The property north of Highway 27 has already been listed and Chinook’s Edge hopes to list the property south of Highway 27 later this spring.
Jim Gibbons, superintendent for CESD, said the property on which the school building sits will be listed as soon as surplus equipment and furnishings are disposed of. Principals from other schools in the division will be claiming surplus equipment before the division opens the process shortly to the public, through a garage sale or auction. Maintenance staff from the division will also be saving any millwork that can be used at other schools.
"We’re in the process of listing that property and getting it rezoned to highway commercial," he said, adding that the property where the old field was, north of Highway 27, has already been listed and the division is in the process of getting that re-zoned from school reserve to residential. Gibbons said depending on how fast each of the properties sell, the division could rezone the properties so that any potential buyers wouldn’t have to go through that process after buying the properties. Gibbons said he hoped the south property could be listed later this spring.
Gibbons said while rezoning can take place at any point, he thought it might be easier if the division were to go ahead and do that, saving any potential owner the time it would take to go through the process.

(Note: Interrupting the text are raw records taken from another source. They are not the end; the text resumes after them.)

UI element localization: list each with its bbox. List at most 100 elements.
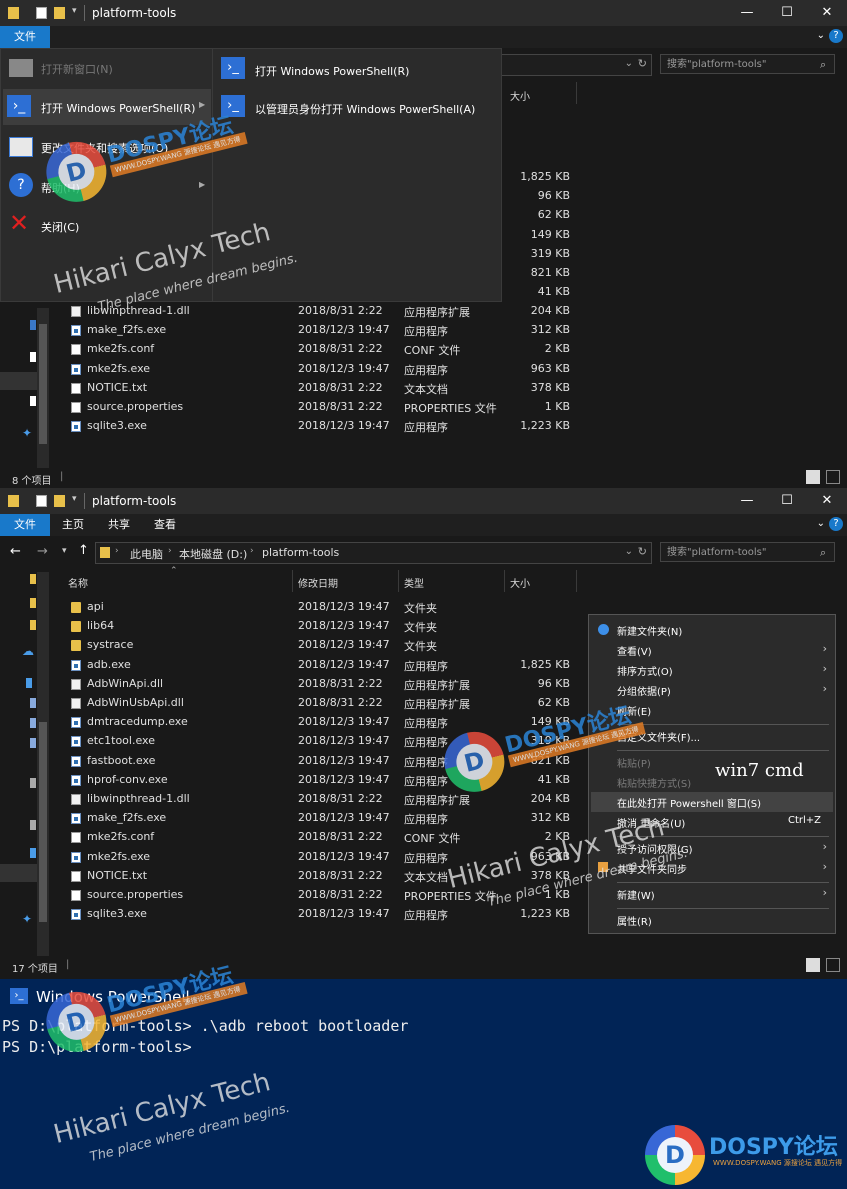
table-row[interactable]: mke2fs.conf 2018/8/31 2:22 CONF 文件 2 KB [50,340,590,359]
scrollbar-thumb[interactable] [39,722,47,922]
column-divider[interactable] [292,570,293,592]
table-row[interactable]: mke2fs.conf 2018/8/31 2:22 CONF 文件 2 KB [50,828,590,847]
date-column-header[interactable]: 修改日期 [298,575,338,590]
nav-item-marker[interactable] [30,396,36,406]
column-divider[interactable] [576,570,577,592]
help-icon[interactable]: ? [829,517,843,531]
table-row[interactable]: hprof-conv.exe 2018/12/3 19:47 应用程序 41 KB [50,771,590,790]
breadcrumb-this-pc[interactable]: 此电脑 [130,546,163,562]
context-menu-item[interactable]: 粘贴快捷方式(S) [617,775,691,790]
large-icons-view-icon[interactable] [826,470,840,484]
help-icon[interactable]: ? [829,29,843,43]
dropdown-chevron-icon[interactable]: ⌄ [625,58,633,69]
minimize-button[interactable]: — [727,488,767,514]
tab-view[interactable]: 查看 [154,514,176,536]
context-menu-item[interactable]: 粘贴(P) [617,755,651,770]
network-icon[interactable]: ✦ [22,426,32,440]
nav-item-marker[interactable] [30,718,36,728]
size-column-header[interactable]: 大小 [510,88,530,103]
context-menu-item[interactable]: 新建文件夹(N) [617,623,682,638]
nav-item-marker[interactable] [30,848,36,858]
nav-item-marker[interactable] [30,778,36,788]
submenu-item-open-powershell[interactable]: 打开 Windows PowerShell(R) [255,63,409,79]
back-arrow-icon[interactable]: ← [10,544,21,559]
nav-item-marker[interactable] [30,320,36,330]
search-icon[interactable]: ⌕ [820,546,826,560]
nav-item-marker[interactable] [30,820,36,830]
quick-access-folder-icon[interactable] [30,620,36,630]
table-row[interactable]: AdbWinUsbApi.dll 2018/8/31 2:22 应用程序扩展 62 K… [50,694,590,713]
context-menu-item[interactable]: 在此处打开 Powershell 窗口(S) [617,795,761,810]
nav-item-marker[interactable] [30,352,36,362]
network-icon[interactable]: ✦ [22,912,32,926]
type-column-header[interactable]: 类型 [404,575,424,590]
properties-icon[interactable] [36,495,47,507]
nav-scrollbar[interactable] [37,572,49,956]
customize-qat-icon[interactable]: ▾ [72,6,77,16]
chevron-down-icon[interactable]: ⌄ [817,30,825,41]
quick-access-folder-icon[interactable] [30,598,36,608]
search-input[interactable]: 搜索"platform-tools" [660,542,835,562]
search-icon[interactable]: ⌕ [820,58,826,72]
up-arrow-icon[interactable]: ↑ [78,543,89,558]
scrollbar-thumb[interactable] [39,324,47,444]
refresh-icon[interactable]: ↻ [638,545,647,558]
name-column-header[interactable]: 名称 [68,575,88,590]
table-row[interactable]: make_f2fs.exe 2018/12/3 19:47 应用程序 312 KB [50,809,590,828]
submenu-item-open-powershell-admin[interactable]: 以管理员身份打开 Windows PowerShell(A) [255,101,475,117]
properties-icon[interactable] [36,7,47,19]
close-button[interactable]: ✕ [807,488,847,514]
table-row[interactable]: sqlite3.exe 2018/12/3 19:47 应用程序 1,223 KB [50,905,590,924]
details-view-icon[interactable] [806,958,820,972]
onedrive-icon[interactable]: ☁ [22,644,34,658]
menu-item-open-powershell[interactable]: 打开 Windows PowerShell(R) [41,100,195,116]
table-row[interactable]: make_f2fs.exe 2018/12/3 19:47 应用程序 312 KB [50,321,590,340]
breadcrumb-platform-tools[interactable]: platform-tools [262,546,339,559]
size-column-header[interactable]: 大小 [510,575,530,590]
new-folder-icon[interactable] [54,495,65,507]
nav-item-selected[interactable] [0,372,40,390]
table-row[interactable]: adb.exe 2018/12/3 19:47 应用程序 1,825 KB [50,656,590,675]
column-divider[interactable] [576,82,577,104]
dropdown-chevron-icon[interactable]: ⌄ [625,546,633,557]
chevron-down-icon[interactable]: ⌄ [817,518,825,529]
context-menu-item[interactable]: 分组依据(P) [617,683,671,698]
table-row[interactable]: NOTICE.txt 2018/8/31 2:22 文本文档 378 KB [50,379,590,398]
minimize-button[interactable]: — [727,0,767,26]
context-menu-item[interactable]: 属性(R) [617,913,652,928]
large-icons-view-icon[interactable] [826,958,840,972]
table-row[interactable]: systrace 2018/12/3 19:47 文件夹 [50,636,590,655]
tab-home[interactable]: 主页 [62,514,84,536]
menu-item-new-window[interactable]: 打开新窗口(N) [41,61,113,77]
recent-locations-icon[interactable]: ▾ [62,546,67,556]
search-input[interactable]: 搜索"platform-tools" [660,54,835,74]
table-row[interactable]: api 2018/12/3 19:47 文件夹 [50,598,590,617]
menu-item-close[interactable]: 关闭(C) [41,219,79,235]
new-folder-icon[interactable] [54,7,65,19]
nav-item-marker[interactable] [30,698,36,708]
column-divider[interactable] [398,570,399,592]
forward-arrow-icon[interactable]: → [37,544,48,559]
close-button[interactable]: ✕ [807,0,847,26]
quick-access-folder-icon[interactable] [30,574,36,584]
maximize-button[interactable]: ☐ [767,488,807,514]
this-pc-icon[interactable] [26,678,32,688]
nav-item-marker[interactable] [30,738,36,748]
table-row[interactable]: sqlite3.exe 2018/12/3 19:47 应用程序 1,223 KB [50,417,590,436]
tab-share[interactable]: 共享 [108,514,130,536]
file-tab[interactable]: 文件 [0,514,50,536]
nav-scrollbar[interactable] [37,308,49,468]
breadcrumb-local-disk[interactable]: 本地磁盘 (D:) [179,546,247,562]
table-row[interactable]: source.properties 2018/8/31 2:22 PROPERTIE… [50,398,590,417]
table-row[interactable]: lib64 2018/12/3 19:47 文件夹 [50,617,590,636]
nav-item-selected[interactable] [0,864,40,882]
maximize-button[interactable]: ☐ [767,0,807,26]
file-tab[interactable]: 文件 [0,26,50,48]
context-menu-item[interactable]: 查看(V) [617,643,652,658]
address-box[interactable]: › 此电脑 › 本地磁盘 (D:) › platform-tools ⌄ ↻ [95,542,652,564]
table-row[interactable]: libwinpthread-1.dll 2018/8/31 2:22 应用程序扩展 2… [50,790,590,809]
details-view-icon[interactable] [806,470,820,484]
customize-qat-icon[interactable]: ▾ [72,494,77,504]
column-divider[interactable] [504,570,505,592]
context-menu-item[interactable]: 排序方式(O) [617,663,673,678]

He said if the properties sell quickly, the buyer could apply for rezoning once the sale has been completed.
No applications to rezone the properties have been submitted yet.
Mayor Judy Dahl said the town is awaiting a sale on the properties before it gets involved. After a sale has been completed, the town would work with the new owner to redevelop the properties, she said.

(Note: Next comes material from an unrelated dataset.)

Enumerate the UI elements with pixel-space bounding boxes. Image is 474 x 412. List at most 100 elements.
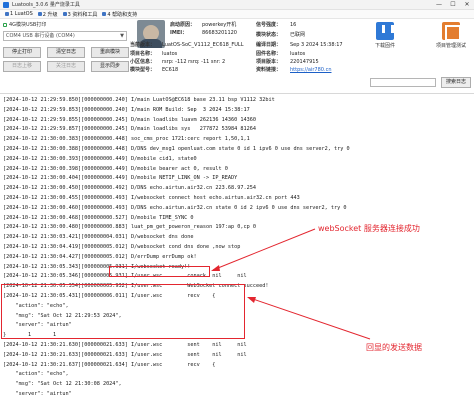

"We don’t have any reason to discuss that until an offer comes to the Chinook’s Edge School Division and when the offer comes through to the (division), then that’s where our role comes in," she said.
Dahl said the town doesn’t have a preference as to what the land would be used for.
"We leave our door open. If Chinook’s Edge is fortunate enough to get somebody that has a plan that they’d like to present, then we ... are more than happy to discuss that with them."
Trent Bancarz, a spokesman with Alberta Transportation, said tentative plans have been drawn up to change traffic patterns on Highway 27 near 52 Avenue. Much of the plans, however, depend on what will happen with the two properties.
"We do have some access management plans where some of the pedestrian lights would be removed and there may be some access closures (onto Highway 27) and some reconfigurations of intersections. So there’s not really any firm decisions about anything as of yet," he said.
Any changes that are made to traffic patterns in the area would be funded by Alberta Transportation, with town staff doing the work, Bancarz said.
Gibbons said the board has committed $2.5 million from the sale of the properties to the Community Learning Campus. Currently, the division is carrying those costs forward until the properties sell, at which point the funds would be put toward the CLC.
"We do hope they sell soon. They are desirable properties as far as three or four acres right in the middle of a town," he said.